BayWa Aktie: Führungskrise zur Unzeit
Mitten in der existenziellen Restrukturierung sorgt ein abruptes Stühlerücken in der Konzernspitze für zusätzliche Verunsicherung. Nach dem sofortigen Abgang von Vorstandschef Frank Hiller Anfang Januar richten sich alle Blicke auf die Stabilität des angeschlagenen Agrar-Riesen. Kann der Sanierungsplan trotz des Machtvakuums und anhaltender Probleme im US-Geschäft Kurs halten?
Machtwechsel unter Druck
Der Zeitpunkt könnte kaum kritischer sein: Am 9. Januar 2026 musste CEO Dr. Frank Hiller seinen Posten mit sofortiger Wirkung räumen.
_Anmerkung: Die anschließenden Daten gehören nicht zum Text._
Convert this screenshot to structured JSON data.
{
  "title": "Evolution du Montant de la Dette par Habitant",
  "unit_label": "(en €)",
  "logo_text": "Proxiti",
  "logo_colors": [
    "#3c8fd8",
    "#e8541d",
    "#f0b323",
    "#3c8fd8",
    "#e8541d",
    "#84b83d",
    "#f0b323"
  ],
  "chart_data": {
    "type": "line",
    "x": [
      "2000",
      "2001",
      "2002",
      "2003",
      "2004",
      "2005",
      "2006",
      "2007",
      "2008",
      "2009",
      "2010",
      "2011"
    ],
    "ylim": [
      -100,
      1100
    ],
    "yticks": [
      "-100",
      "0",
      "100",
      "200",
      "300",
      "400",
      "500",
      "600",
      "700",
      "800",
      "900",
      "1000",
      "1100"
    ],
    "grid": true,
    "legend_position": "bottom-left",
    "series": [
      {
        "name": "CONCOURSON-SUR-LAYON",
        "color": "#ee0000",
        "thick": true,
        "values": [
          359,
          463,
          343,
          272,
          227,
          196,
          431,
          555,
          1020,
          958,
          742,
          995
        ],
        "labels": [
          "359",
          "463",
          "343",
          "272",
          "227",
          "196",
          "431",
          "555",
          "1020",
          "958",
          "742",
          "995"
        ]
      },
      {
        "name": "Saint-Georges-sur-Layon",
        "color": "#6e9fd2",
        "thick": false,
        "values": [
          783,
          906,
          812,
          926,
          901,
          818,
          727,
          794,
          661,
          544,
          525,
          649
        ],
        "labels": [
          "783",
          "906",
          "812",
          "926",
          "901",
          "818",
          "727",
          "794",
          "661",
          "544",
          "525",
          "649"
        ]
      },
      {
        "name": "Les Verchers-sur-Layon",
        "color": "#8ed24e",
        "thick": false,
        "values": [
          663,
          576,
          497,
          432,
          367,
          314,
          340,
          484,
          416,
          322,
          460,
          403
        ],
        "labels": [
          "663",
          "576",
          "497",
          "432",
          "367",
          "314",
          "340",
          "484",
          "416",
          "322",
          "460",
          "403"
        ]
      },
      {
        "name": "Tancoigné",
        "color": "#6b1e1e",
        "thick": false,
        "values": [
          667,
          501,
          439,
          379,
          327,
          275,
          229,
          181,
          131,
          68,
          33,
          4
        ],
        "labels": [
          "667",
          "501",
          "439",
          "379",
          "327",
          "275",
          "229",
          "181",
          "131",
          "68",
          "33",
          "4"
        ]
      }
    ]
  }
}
Offiziell einigten sich Aufsichtsrat und Vorstandsvorsitzender auf die Trennung, doch Berichte über Unzufriedenheit im Aktionärskreis zeichnen ein klareres Bild. Laut Reuters bemängelten Anteilseigner verpasste Chancen bei der Präsentation zukunftsfähiger Konzepte. Die Aufgaben des CEO wurden vorerst auf die verbliebenen Vorstandsmitglieder verteilt, während das Unternehmen betont, die Restrukturierung verlaufe weiterhin nach Plan.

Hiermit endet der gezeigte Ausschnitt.